The software is currently a standalone application, but it would be much more useful to many people if it were also available as a plugin that could be hosted in a digital audio workstation environment such as Logic Pro, Ableton, Pro Tools, Cubase, FL Studio, etc. This would involve writing a new user interface (although some current elements from OpenGL could probably be re-used), but the overall digital signal processing at the heart of the application would be very similar.
One of my main goals when creating this software was to provide users with a convolution reverb application that was more intuitive than most existing software. Resynthesis of the impulse gives the user precise control of its frequency content, and this fact could be used to provide the user with controls that change the impulse in intuitive ways. Some possible ideas are listed below:
- Room modes
The term 'Room modes' refers to the the natural resonances that a room creates when a sound is propagated through it. It would be relatively simple to provide the user with the ability to set values for room width, height, and depth, as well as microphone location, and then calculate the frequencies that would be boosted and cut as a result of the mic's placement in the room. To make it more intuitive, these parameters could be set by allowing the user to interact with a graph.
- Descriptive EQ
Many reverb controls have EQ parameters such as 'high-shelf', 'low-shelf', and 'mid frequencies'. To make this more intuitive, I plan on having various sliders with common frequency-specific descriptors such as 'brightness', 'presence', 'warmth', etc, which will affect different portions of the frequency spectrum in addition to any changes the user has made directly to the spectrum.

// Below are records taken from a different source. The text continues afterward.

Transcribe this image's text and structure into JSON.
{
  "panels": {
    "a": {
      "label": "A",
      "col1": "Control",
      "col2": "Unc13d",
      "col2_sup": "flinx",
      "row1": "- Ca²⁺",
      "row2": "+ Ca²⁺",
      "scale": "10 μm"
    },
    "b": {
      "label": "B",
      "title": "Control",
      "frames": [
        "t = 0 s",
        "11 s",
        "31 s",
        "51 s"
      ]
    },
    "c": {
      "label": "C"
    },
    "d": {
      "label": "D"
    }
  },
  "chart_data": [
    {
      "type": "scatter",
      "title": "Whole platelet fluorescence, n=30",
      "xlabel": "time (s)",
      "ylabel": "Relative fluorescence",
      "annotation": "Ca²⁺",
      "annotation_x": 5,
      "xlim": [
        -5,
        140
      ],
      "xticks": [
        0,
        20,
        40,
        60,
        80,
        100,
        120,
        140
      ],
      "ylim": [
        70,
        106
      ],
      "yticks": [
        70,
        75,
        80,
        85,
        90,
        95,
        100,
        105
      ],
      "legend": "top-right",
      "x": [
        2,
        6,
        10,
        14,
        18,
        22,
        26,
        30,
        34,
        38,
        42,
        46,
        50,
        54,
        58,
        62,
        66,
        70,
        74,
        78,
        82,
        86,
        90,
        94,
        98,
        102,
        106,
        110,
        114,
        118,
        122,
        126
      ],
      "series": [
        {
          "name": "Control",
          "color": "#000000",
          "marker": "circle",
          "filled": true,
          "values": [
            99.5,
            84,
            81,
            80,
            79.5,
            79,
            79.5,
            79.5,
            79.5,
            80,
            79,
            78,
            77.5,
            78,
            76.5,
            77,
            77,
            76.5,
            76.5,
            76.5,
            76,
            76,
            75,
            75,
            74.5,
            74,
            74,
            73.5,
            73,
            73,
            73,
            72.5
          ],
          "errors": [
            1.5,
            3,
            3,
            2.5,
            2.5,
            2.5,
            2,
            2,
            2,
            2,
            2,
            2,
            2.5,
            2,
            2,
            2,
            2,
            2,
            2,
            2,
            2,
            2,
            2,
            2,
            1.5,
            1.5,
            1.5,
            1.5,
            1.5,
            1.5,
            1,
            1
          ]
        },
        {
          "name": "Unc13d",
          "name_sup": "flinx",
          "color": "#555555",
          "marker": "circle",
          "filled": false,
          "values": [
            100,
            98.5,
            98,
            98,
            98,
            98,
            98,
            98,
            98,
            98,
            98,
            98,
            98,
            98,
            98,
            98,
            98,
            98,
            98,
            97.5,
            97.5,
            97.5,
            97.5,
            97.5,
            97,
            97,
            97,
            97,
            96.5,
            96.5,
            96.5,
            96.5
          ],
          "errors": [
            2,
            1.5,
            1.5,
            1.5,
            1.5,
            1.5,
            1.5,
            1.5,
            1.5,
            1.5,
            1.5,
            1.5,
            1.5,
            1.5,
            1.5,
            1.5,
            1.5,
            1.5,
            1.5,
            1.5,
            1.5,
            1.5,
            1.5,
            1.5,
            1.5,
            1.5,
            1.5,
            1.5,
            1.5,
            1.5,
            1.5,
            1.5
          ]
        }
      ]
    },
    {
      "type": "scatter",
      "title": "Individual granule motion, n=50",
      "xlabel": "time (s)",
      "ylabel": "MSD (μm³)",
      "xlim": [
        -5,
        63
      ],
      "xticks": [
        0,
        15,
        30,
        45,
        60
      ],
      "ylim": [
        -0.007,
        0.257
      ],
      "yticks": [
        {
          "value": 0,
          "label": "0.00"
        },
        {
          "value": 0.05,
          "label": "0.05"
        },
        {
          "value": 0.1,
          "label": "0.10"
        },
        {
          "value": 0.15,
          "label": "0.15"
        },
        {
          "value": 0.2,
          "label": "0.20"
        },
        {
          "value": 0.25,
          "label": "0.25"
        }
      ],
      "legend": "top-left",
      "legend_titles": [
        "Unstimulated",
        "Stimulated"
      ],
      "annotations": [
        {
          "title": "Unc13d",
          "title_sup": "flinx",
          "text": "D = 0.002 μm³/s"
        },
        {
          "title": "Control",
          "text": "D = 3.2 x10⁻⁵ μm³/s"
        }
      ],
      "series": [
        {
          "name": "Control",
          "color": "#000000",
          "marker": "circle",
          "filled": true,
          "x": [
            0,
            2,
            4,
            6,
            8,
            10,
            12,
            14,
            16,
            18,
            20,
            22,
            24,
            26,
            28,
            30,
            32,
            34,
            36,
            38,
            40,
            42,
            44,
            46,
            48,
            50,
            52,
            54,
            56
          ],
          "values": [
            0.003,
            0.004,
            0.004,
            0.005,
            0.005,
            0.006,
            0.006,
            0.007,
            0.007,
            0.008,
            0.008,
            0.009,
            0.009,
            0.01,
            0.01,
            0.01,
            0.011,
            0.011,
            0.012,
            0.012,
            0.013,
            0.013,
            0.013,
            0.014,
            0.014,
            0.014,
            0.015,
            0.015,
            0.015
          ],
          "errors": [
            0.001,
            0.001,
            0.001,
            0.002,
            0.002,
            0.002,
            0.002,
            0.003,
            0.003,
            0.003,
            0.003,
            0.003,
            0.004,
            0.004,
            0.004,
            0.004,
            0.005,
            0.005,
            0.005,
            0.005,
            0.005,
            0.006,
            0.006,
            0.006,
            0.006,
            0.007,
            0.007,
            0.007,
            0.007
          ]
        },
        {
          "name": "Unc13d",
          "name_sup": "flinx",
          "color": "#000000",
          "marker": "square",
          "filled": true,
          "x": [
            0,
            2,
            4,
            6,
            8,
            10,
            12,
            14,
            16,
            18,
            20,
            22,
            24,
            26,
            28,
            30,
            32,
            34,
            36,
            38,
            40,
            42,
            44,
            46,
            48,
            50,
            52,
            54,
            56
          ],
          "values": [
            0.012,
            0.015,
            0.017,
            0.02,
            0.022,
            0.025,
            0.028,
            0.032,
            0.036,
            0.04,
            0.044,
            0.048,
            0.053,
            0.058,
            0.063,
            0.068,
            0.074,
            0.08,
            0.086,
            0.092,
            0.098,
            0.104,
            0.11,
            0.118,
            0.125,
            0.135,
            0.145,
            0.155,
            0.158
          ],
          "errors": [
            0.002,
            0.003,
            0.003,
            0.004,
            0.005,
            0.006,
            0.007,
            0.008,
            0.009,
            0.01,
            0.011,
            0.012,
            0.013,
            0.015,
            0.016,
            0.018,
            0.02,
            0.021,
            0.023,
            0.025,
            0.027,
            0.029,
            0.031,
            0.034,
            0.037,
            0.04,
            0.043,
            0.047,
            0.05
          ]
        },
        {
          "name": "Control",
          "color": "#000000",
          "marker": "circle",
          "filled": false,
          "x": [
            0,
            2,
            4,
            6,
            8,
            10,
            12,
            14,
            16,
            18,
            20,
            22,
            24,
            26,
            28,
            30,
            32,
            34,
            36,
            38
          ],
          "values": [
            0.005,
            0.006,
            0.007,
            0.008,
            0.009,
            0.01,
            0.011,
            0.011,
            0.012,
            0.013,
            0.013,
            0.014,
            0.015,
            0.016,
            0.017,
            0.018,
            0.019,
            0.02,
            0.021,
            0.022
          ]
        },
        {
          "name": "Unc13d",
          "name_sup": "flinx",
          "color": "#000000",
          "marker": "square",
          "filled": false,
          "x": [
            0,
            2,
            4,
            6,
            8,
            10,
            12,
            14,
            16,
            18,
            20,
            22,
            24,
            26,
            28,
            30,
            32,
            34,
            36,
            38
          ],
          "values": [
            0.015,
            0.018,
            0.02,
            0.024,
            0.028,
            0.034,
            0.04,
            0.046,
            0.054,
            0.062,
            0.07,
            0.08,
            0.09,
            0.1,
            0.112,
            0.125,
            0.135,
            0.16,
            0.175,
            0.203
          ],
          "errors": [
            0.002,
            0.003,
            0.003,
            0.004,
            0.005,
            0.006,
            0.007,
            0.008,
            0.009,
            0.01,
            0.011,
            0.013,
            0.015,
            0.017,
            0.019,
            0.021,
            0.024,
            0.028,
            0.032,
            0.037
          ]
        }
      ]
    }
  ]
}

- Add a file system navigator so users can load their own impulses from the user interface.
- Add the ability for users to save and reload presets.
- Add the ability to view the frequency graph as a line graph rather than a bar graph. This would make it easier to display both channels on the screen at the same time, with the current channel highlighted and the other faded slightly into the background.
- Improve the 'randomize' algorithm, and maybe provide several randomize options:
- Total randomness - new random values which are not correlated at all with the current impulse.
- Correlated randomness - new random values which are chosen based on deviations from the current impulse values.
- Smoothness of random values - a way to control the continuity between adjacent random values.
- Add the ability to choose the overlap point between the synthesized tail and the recorded beginning of the impulse.
- Add the ability to change the beginning of the impulse without affecting the synthesized tail.
- Add the ability to perform various modifications to the frequency bins, such as reverse, normalize within range, randomize order, copy and paste, enhance resonances, etc.
- Give the user control over parameters that affect envelopment. This could be done by having a slider called "envelopment" or "spaciousness" and then have this control the inter-aural cross-correlation of the impulse. This could also have the added benefit of taking a mono impulse and making it stereo.
- Make it possible to adjust the early reflections separately from the impulse tail. This might involve writing an algorithm to extract early reflection offset times from an impulse, and then cutting these sections out and spacing them either further apart or closer together and interpolating between them to maintain a continuous sound.